スライムは主に液体が魔力により半固形化し、自立行動が可能になった魔物である。魔力を全身に巡らせることで形を保っており、行動や思考を司る魔力の中枢、所謂核は活発な魔力の動きで色が違って見える。
構成組織はほぼ水分で、魔力が宿った先が強酸や溶岩でもない限り、触っても害はない。ちなみに触感はぷよぷよするものからべたつくものまで様々あるが、違いは形状維持にどれだけ魔力を使っているかによる。
要するに、弱点が一目で分かり、魔力の繋がりが断たれた部分は再生できず、触られても大した害はない。

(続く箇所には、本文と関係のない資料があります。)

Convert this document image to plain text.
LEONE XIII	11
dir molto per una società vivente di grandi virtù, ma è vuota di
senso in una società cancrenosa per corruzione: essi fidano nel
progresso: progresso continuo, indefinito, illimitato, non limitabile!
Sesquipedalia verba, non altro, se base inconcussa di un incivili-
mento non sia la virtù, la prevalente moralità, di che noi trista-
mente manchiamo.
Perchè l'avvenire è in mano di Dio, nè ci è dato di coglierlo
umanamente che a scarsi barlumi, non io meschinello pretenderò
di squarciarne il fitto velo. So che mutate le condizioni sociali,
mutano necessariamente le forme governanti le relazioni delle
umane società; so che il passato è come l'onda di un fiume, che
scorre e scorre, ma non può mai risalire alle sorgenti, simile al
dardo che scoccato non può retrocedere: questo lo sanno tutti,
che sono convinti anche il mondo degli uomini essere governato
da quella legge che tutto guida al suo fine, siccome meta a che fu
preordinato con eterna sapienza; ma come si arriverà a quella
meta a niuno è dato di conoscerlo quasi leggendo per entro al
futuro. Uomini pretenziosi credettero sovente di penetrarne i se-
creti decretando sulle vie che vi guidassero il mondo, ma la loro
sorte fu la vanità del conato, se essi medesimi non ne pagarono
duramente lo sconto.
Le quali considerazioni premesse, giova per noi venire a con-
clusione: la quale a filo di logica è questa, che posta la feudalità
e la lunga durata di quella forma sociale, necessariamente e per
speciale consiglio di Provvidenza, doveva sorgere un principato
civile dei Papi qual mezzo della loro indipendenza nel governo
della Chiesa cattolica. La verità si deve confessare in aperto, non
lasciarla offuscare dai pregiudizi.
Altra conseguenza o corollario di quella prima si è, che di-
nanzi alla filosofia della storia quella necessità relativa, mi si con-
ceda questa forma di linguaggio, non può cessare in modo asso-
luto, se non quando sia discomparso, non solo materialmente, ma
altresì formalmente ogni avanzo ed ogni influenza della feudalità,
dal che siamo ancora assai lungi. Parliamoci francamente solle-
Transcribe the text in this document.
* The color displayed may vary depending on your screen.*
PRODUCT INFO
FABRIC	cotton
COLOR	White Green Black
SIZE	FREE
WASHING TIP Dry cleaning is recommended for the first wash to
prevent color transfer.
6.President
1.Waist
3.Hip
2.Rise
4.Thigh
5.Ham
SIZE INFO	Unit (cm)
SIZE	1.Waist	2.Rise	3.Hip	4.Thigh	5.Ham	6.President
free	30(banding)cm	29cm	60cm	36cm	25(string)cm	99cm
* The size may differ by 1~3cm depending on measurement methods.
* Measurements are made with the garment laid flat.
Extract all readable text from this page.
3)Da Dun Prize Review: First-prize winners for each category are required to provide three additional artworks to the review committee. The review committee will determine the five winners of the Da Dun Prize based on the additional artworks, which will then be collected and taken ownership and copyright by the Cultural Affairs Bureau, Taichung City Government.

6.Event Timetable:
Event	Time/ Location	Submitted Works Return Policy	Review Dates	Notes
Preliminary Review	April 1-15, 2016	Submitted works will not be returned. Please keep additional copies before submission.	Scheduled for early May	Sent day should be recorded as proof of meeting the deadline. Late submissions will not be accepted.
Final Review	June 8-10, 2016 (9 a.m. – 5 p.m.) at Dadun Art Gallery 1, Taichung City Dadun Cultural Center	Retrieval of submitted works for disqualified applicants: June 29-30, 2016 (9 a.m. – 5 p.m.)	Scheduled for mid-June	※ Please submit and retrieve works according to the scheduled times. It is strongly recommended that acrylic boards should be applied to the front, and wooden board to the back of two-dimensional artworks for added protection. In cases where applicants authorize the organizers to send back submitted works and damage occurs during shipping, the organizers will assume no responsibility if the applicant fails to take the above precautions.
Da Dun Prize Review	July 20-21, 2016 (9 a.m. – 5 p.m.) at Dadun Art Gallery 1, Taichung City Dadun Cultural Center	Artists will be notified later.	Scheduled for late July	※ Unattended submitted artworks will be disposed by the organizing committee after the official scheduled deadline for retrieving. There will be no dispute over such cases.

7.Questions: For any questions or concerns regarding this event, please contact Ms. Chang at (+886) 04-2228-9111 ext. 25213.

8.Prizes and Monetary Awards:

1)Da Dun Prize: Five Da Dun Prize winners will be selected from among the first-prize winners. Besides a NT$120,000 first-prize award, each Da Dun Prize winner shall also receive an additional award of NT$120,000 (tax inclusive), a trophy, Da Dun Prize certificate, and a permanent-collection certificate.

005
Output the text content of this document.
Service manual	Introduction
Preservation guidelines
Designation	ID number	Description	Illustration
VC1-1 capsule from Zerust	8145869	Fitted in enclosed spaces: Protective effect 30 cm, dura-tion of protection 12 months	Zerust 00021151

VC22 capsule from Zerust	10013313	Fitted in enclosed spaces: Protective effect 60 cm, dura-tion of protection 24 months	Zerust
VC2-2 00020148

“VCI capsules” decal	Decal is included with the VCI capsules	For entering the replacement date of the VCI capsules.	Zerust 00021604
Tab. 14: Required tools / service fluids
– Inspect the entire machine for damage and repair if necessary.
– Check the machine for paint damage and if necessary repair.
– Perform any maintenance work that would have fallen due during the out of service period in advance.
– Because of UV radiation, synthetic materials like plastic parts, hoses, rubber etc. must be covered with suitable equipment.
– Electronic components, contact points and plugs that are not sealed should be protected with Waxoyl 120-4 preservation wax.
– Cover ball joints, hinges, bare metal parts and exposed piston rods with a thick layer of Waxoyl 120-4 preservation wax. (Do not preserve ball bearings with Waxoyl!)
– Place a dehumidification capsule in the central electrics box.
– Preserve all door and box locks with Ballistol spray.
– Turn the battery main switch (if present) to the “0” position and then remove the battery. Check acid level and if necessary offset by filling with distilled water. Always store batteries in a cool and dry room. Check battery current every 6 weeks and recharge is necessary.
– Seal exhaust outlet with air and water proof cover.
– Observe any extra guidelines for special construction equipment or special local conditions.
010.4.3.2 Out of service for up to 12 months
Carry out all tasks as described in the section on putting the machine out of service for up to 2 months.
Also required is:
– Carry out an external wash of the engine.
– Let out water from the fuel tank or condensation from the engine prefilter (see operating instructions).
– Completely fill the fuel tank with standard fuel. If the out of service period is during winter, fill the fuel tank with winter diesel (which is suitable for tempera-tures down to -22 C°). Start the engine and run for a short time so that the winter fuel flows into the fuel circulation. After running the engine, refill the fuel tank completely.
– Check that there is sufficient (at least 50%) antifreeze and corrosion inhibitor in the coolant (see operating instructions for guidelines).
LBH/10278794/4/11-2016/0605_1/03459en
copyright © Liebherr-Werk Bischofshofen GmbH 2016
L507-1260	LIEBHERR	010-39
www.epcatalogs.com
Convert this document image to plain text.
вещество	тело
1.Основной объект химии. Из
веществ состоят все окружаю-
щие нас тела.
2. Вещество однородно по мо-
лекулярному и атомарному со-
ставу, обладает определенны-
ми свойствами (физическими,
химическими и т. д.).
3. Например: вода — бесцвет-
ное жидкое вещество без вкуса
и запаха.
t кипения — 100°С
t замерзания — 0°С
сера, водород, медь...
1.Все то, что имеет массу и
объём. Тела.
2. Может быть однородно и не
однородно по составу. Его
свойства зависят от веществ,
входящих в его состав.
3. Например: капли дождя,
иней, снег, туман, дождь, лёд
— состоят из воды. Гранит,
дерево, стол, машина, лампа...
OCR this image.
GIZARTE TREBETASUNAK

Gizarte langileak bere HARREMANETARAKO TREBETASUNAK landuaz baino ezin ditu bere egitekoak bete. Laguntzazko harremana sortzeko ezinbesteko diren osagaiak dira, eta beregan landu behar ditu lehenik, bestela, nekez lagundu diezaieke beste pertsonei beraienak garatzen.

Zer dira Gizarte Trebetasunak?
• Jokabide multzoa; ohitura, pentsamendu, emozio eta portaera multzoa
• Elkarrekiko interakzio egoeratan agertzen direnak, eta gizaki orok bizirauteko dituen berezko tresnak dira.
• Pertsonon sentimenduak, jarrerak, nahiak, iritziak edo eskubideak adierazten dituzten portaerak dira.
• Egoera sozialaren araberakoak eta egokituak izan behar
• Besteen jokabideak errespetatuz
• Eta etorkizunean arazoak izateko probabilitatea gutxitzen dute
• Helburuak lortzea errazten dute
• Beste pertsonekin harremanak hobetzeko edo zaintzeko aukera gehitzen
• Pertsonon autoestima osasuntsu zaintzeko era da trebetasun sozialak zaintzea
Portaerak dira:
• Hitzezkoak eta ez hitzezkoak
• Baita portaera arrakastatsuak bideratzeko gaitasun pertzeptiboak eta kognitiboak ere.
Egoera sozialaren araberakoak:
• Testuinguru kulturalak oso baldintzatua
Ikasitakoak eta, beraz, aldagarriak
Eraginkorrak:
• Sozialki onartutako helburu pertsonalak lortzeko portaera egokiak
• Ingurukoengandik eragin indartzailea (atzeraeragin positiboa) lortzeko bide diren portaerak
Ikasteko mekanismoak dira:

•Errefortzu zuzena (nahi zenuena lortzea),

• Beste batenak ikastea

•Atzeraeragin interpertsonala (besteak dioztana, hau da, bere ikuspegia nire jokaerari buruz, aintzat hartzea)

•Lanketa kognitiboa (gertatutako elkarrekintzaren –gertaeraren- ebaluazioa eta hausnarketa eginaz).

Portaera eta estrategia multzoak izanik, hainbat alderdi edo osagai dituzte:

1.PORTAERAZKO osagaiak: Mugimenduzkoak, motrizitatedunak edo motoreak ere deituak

こりゃ弱い。
だが膨大な魔力を貯め込んだスライムは知能を持ち、生き抜く為の工夫を始める。
魔力量に比例して細部まで自在に変化できるようになるので、状況によって人型や武器型に形態を変える。射程や硬度、範囲まで自由になれば、生半可な冒険者では手に負えないレベルにまでなることもある。
他にも身体を不透明にして核を見えなくしたり、逆に核を分けてライフを増やしたり、斬られても即座に再生したり、致命傷を避ける工夫も見受けられるようになる。
もっとも、生存率を上げるだけなら、人間の仲間になるのが一番なのだが。
此処に挙げられている図は人と共存している個体の一例で、第三回愛玩用スライム品評会の芸術部門で特別賞に輝いた、物語『湖の主の一人娘』のヒロインの容貌を真似たハヌーレン嬢。出陳者はメルメ・ランジット氏。